I’m wondering is there a way in AWS Athena to “merge” 2 parquet files into a one single table in Athena just leveraging the columnar model of parquet, meaning without do any joins or post-processing?
For example:
File 1:
id | first_name |
---|---|
1 | Jonh |
2 | Joe |
File 2:
id | last_name | status |
---|---|---|
1 | Doe | 1 |
2 | Smith | 0 |
Athena Final Table result:
id | first_name | last_name | status |
---|---|---|---|
1 | Jonh | Doe | 1 |
2 | Joe | Smith | 0 |
I know I can do a join in both files, but I was wondering since I’m using Parquet can this be achieved without a sql command for join?
Thanks!
Advertisement
Answer
Athena is basically just a modified version of Presto/Trino, which is a pure SQL interface that goes via Hive (or something like Glue/Iceberg). It doesn’t really care what the underlying storage is aside from having a reader for it. So, this is doubtful. It would need to scan each file and join on the keys as it treats parquet, orc, csv, etc all simiarly.

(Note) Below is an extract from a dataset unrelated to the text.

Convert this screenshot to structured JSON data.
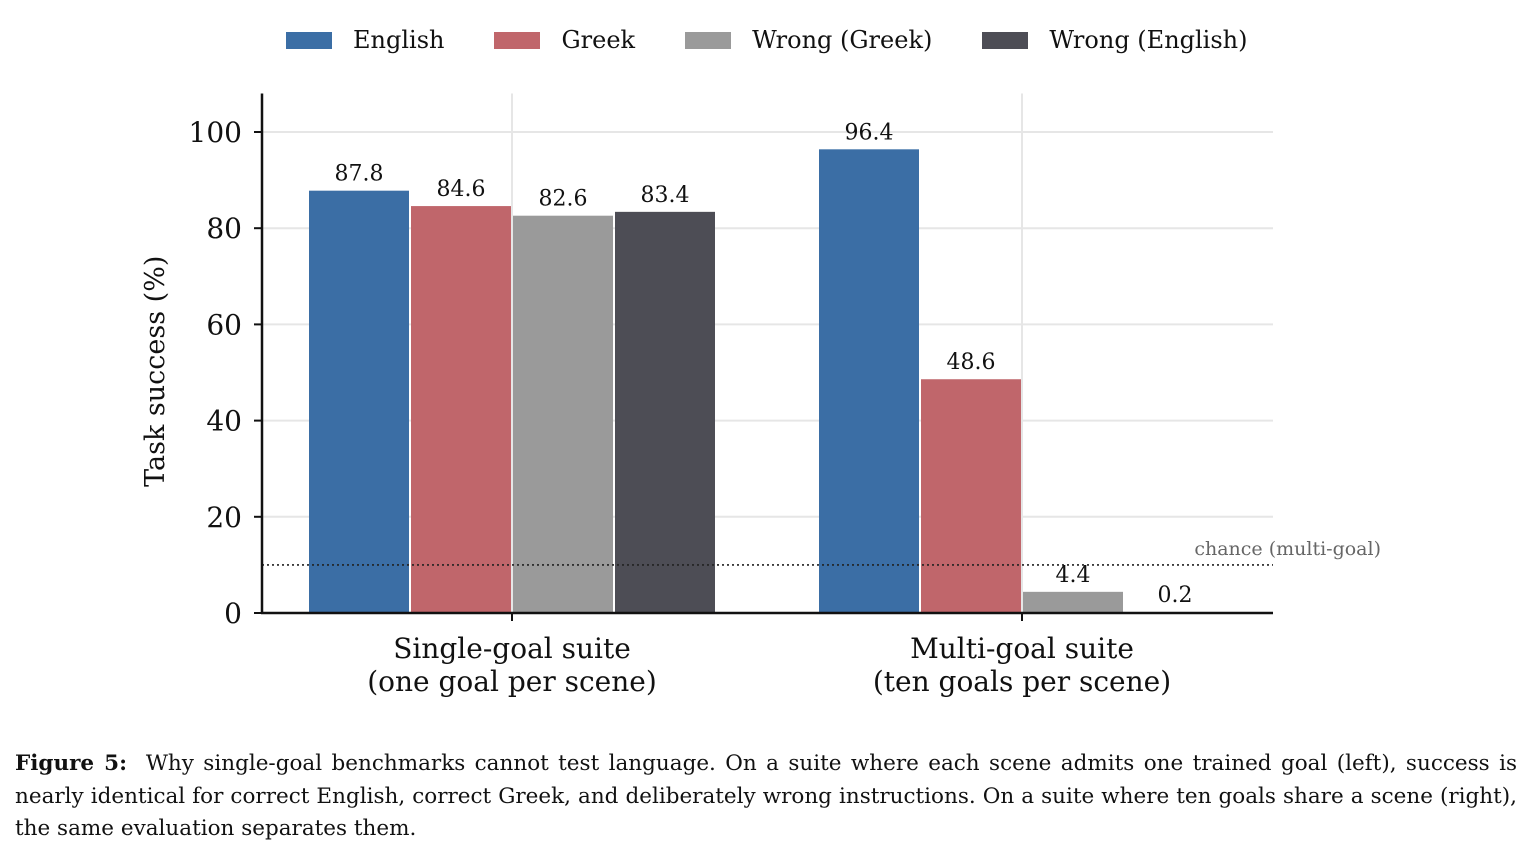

Parquet is also a pretty complex format. Even if those two files had the same columns, they could be laid out internally or sorted very differently. It’s not like they’re both a simple sorted CSVs where you can “just grab and merge everything from both files on line 12” or something like that.
So, I doubt you’ll find anything like this, in Athena/presto or outside of them. It doesn’t sound viable. Anything doing this would have to basically do a join anyway, even if you didn’t call it that.